Pubblicato il 20 maggio 2014 da redazione

CARACAS – L’uscio é solo socchiuso. E solo il Governo potrá aprirlo dando un segnale concreto al Paese. Questo, in sintesi, il ragionamento della “Mesa de la Unidad”. L’opposizione, infatti, ha ribadito che non tornerà a sedersi al tavolo del “dialogo nazionale finché non vedrà “azioni concrete” in risposta alle esigenze che hanno presentato ai mediatori dell’Unione delle Nazioni Sudamericane (Unasud) e della Santa Sede.

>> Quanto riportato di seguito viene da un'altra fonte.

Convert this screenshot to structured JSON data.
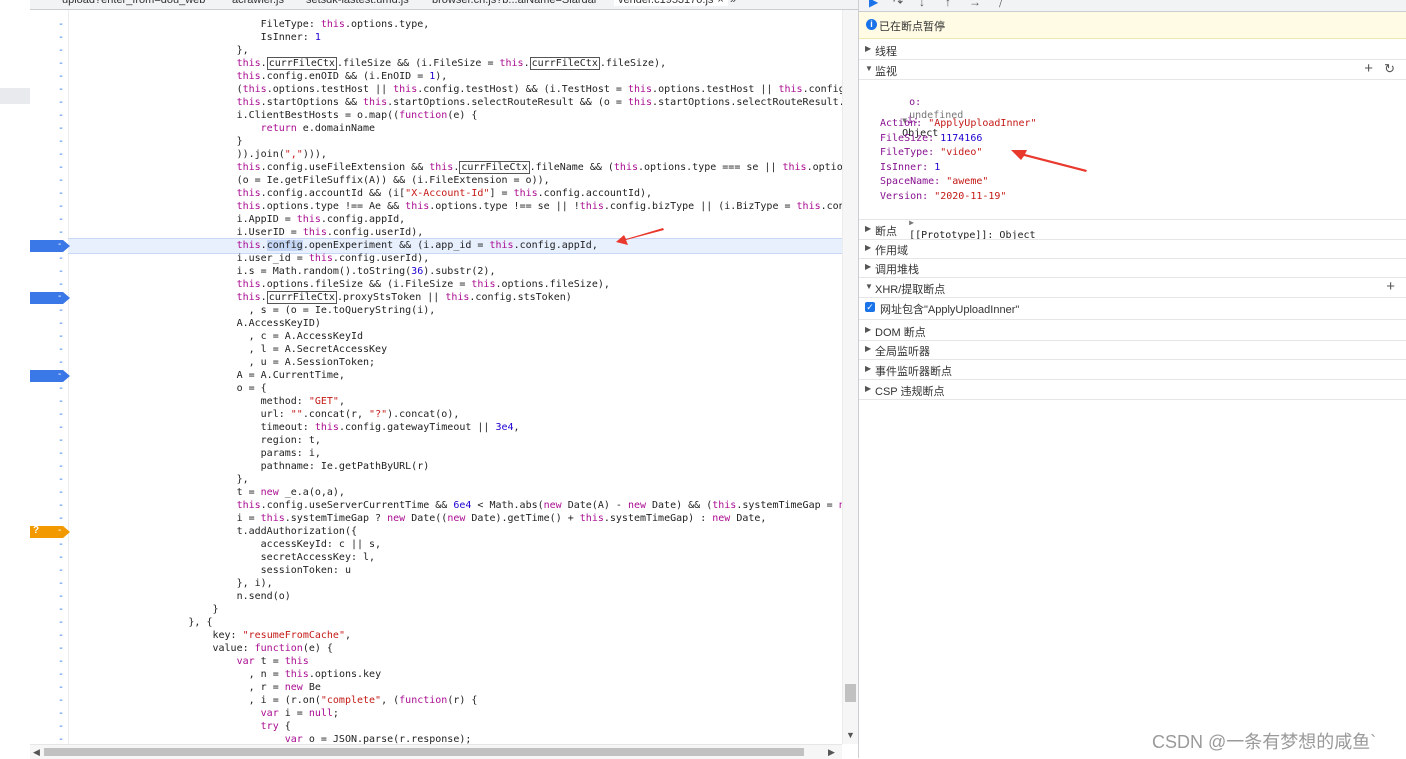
{
  "tabs": [
    {
      "label": "upload?enter_from=dou_web"
    },
    {
      "label": "acrawler.js"
    },
    {
      "label": "setsdk-lastest.umd.js"
    },
    {
      "label": "browser.cn.js?b...aiName=Slardar"
    },
    {
      "label": "vender.c1953170.js",
      "close": "×",
      "active": true
    },
    {
      "label": "»"
    }
  ],
  "code_lines": [
    {
      "text": "                                FileType: this.options.type,"
    },
    {
      "text": "                                IsInner: 1"
    },
    {
      "text": "                            },"
    },
    {
      "text": "                            this.currFileCtx.fileSize && (i.FileSize = this.currFileCtx.fileSize),"
    },
    {
      "text": "                            this.config.enOID && (i.EnOID = 1),"
    },
    {
      "text": "                            (this.options.testHost || this.config.testHost) && (i.TestHost = this.options.testHost || this.config.testHost),"
    },
    {
      "text": "                            this.startOptions && this.startOptions.selectRouteResult && (o = this.startOptions.selectRouteResult.host),"
    },
    {
      "text": "                            i.ClientBestHosts = o.map((function(e) {"
    },
    {
      "text": "                                return e.domainName"
    },
    {
      "text": "                            }"
    },
    {
      "text": "                            )).join(\",\"))),"
    },
    {
      "text": "                            this.config.useFileExtension && this.currFileCtx.fileName && (this.options.type === se || this.options.type"
    },
    {
      "text": "                            (o = Ie.getFileSuffix(A)) && (i.FileExtension = o)),"
    },
    {
      "text": "                            this.config.accountId && (i[\"X-Account-Id\"] = this.config.accountId),"
    },
    {
      "text": "                            this.options.type !== Ae && this.options.type !== se || !this.config.bizType || (i.BizType = this.config.bizType),"
    },
    {
      "text": "                            i.AppID = this.config.appId,"
    },
    {
      "text": "                            i.UserID = this.config.userId),"
    },
    {
      "text": "                            this.config.openExperiment && (i.app_id = this.config.appId,"
    },
    {
      "text": "                            i.user_id = this.config.userId),"
    },
    {
      "text": "                            i.s = Math.random().toString(36).substr(2),"
    },
    {
      "text": "                            this.options.fileSize && (i.FileSize = this.options.fileSize),"
    },
    {
      "text": "                            this.currFileCtx.proxyStsToken || this.config.stsToken)"
    },
    {
      "text": "                              , s = (o = Ie.toQueryString(i),"
    },
    {
      "text": "                            A.AccessKeyID)"
    },
    {
      "text": "                              , c = A.AccessKeyId"
    },
    {
      "text": "                              , l = A.SecretAccessKey"
    },
    {
      "text": "                              , u = A.SessionToken;"
    },
    {
      "text": "                            A = A.CurrentTime,"
    },
    {
      "text": "                            o = {"
    },
    {
      "text": "                                method: \"GET\","
    },
    {
      "text": "                                url: \"\".concat(r, \"?\").concat(o),"
    },
    {
      "text": "                                timeout: this.config.gatewayTimeout || 3e4,"
    },
    {
      "text": "                                region: t,"
    },
    {
      "text": "                                params: i,"
    },
    {
      "text": "                                pathname: Ie.getPathByURL(r)"
    },
    {
      "text": "                            },"
    },
    {
      "text": "                            t = new _e.a(o,a),"
    },
    {
      "text": "                            this.config.useServerCurrentTime && 6e4 < Math.abs(new Date(A) - new Date) && (this.systemTimeGap = new Date(A)"
    },
    {
      "text": "                            i = this.systemTimeGap ? new Date((new Date).getTime() + this.systemTimeGap) : new Date,"
    },
    {
      "text": "                            t.addAuthorization({"
    },
    {
      "text": "                                accessKeyId: c || s,"
    },
    {
      "text": "                                secretAccessKey: l,"
    },
    {
      "text": "                                sessionToken: u"
    },
    {
      "text": "                            }, i),"
    },
    {
      "text": "                            n.send(o)"
    },
    {
      "text": "                        }"
    },
    {
      "text": "                    }, {"
    },
    {
      "text": "                        key: \"resumeFromCache\","
    },
    {
      "text": "                        value: function(e) {"
    },
    {
      "text": "                            var t = this"
    },
    {
      "text": "                              , n = this.options.key"
    },
    {
      "text": "                              , r = new Be"
    },
    {
      "text": "                              , i = (r.on(\"complete\", (function(r) {"
    },
    {
      "text": "                                var i = null;"
    },
    {
      "text": "                                try {"
    },
    {
      "text": "                                    var o = JSON.parse(r.response);"
    }
  ],
  "gutter_marker": "-",
  "cond_marker": "?",
  "right_panel": {
    "paused_banner": "已在断点暂停",
    "info_glyph": "i",
    "sections": {
      "threads": "线程",
      "watch": "监视",
      "breakpoints": "断点",
      "scope": "作用域",
      "call_stack": "调用堆栈",
      "xhr": "XHR/提取断点",
      "dom": "DOM 断点",
      "global": "全局监听器",
      "event": "事件监听器断点",
      "csp": "CSP 违规断点"
    },
    "plus": "+",
    "refresh": "↻",
    "watch_items": {
      "o_key": "o:",
      "o_val": "undefined",
      "i_key": "i:",
      "i_val": "Object",
      "props": [
        {
          "key": "Action:",
          "val": "\"ApplyUploadInner\"",
          "kind": "str"
        },
        {
          "key": "FileSize:",
          "val": "1174166",
          "kind": "num"
        },
        {
          "key": "FileType:",
          "val": "\"video\"",
          "kind": "str"
        },
        {
          "key": "IsInner:",
          "val": "1",
          "kind": "num"
        },
        {
          "key": "SpaceName:",
          "val": "\"aweme\"",
          "kind": "str"
        },
        {
          "key": "Version:",
          "val": "\"2020-11-19\"",
          "kind": "str"
        }
      ],
      "proto": "[[Prototype]]: Object"
    },
    "xhr_item": "网址包含\"ApplyUploadInner\"",
    "check": "✓"
  },
  "watermark": "CSDN @一条有梦想的咸鱼`",
  "colors": {
    "keyword": "#aa0d91",
    "string": "#c41a16",
    "number": "#1c00cf",
    "breakpoint": "#3b78e7",
    "conditional": "#f29900",
    "arrow": "#e8392c"
  }
}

– Non esistono fatti nuovi che possano permetterci di cambiare la nostra posizione, per cui continuiamo a mantenerci aperti alla possibilità di dialogo ma attendiamo ancora che le promesse del governo diventino fatti – ha detto Ramon Guillermo Aveledo, segretario della “Mud”

Aveledo ha ricordato che l’opposizione ha chiesto al governo “la creazione di una commissione di inchiesta imparziale (sulla violenza che accompagna le proteste di piazza dallo scorso febbraio, che hanno causato 42 morti, Ndr), la revisione dei casi dei prigionieri politici (tra questi anche quelli del sindaco di San Diego e del suo Direttore di Polizia, i connazionali Enzo Sacarano e Salvatore Lucchese), degli esiliati e dei processati e che si ascoltino le ragioni del movimento studentesco”, che porta avanti le manifestazioni antigovernative.

– La maggior parte dei cittadini sottoposti a processo attualmente è gente presa a caso, ragazzi che stavano solo partecipando in una manifestazione, e questo si potrebbe risolvere facilmente – ha aggiunto il dirigente oppositore.

Aveledo ha ringraziato la “troika” di ministri degli Esteri dell’Unasud (Brasile, Colombia, Ecuador) e il nunzio apostolico a Caracas per il loro sforzo di mediazione. Questi “testimoni di buona fede” hanno indicato in un comunicato che esiste la “volontà delle parti” per riprendere il dialogo ma al momento non esiste nessuna data per una nuova riunione fra governo e opposizione.

Lo scoglio principale da superare é l’atteggiamento del Governo, arroccato su posizioni inflessibili. Infatti, il presidente Nicolas Maduro ha avvertito, in piú occasioni, che non intende concedere misure di clemenza a favore dei manifestanti arrestati nelle proteste che si susseguono da febbraio.

– Chi è in prigione – ha affermato categorico – lo è perché ha violato la legge e cercato di abbattere un governo legittimo.

Il capo dello Stato ha anche avvertito gli studenti che le autoritá potrebbero valutare nuovi e piú severi provvedimenti.

Il ministro degli Esteri dell’Ecuador, Ricardo Patino, ha informato su Twitter che insieme agli altri membri della “troika” dell’Unione delle Nazioni Sudamericane (Unsud) e il nunzio apostolico sono riusciti a “aprire nuovi ponti di comunicazione” e “registrare progressi in vari punti”, dopo due incontri con delegati della coalizione antigovernativa Mud (Tavolo dell’Unità Democratica).

Poche ore dopo, però, Maduro ha avuto un duro scontro con un sindaco oppositore, David Smolansky, che durante un incontro pubblico ha chiesto che i detenuti durante le proteste siano liberati.

– Lei quello che sta chiedendo è impunità, ossia la liberazione di quelli che hanno ucciso poliziotti, guardie nazionali – ha risposto il presidente – lei vuole che li premi, che li nomini ministri….no, devono andare in prigione e pagare per quello che fanno.

Quindi pare che, nonostante l’Opposizione sia orientati a non tagliare i ponti e a lasciare la porta aperta, il dialogo con il Governo si faccia sempre piú difficile.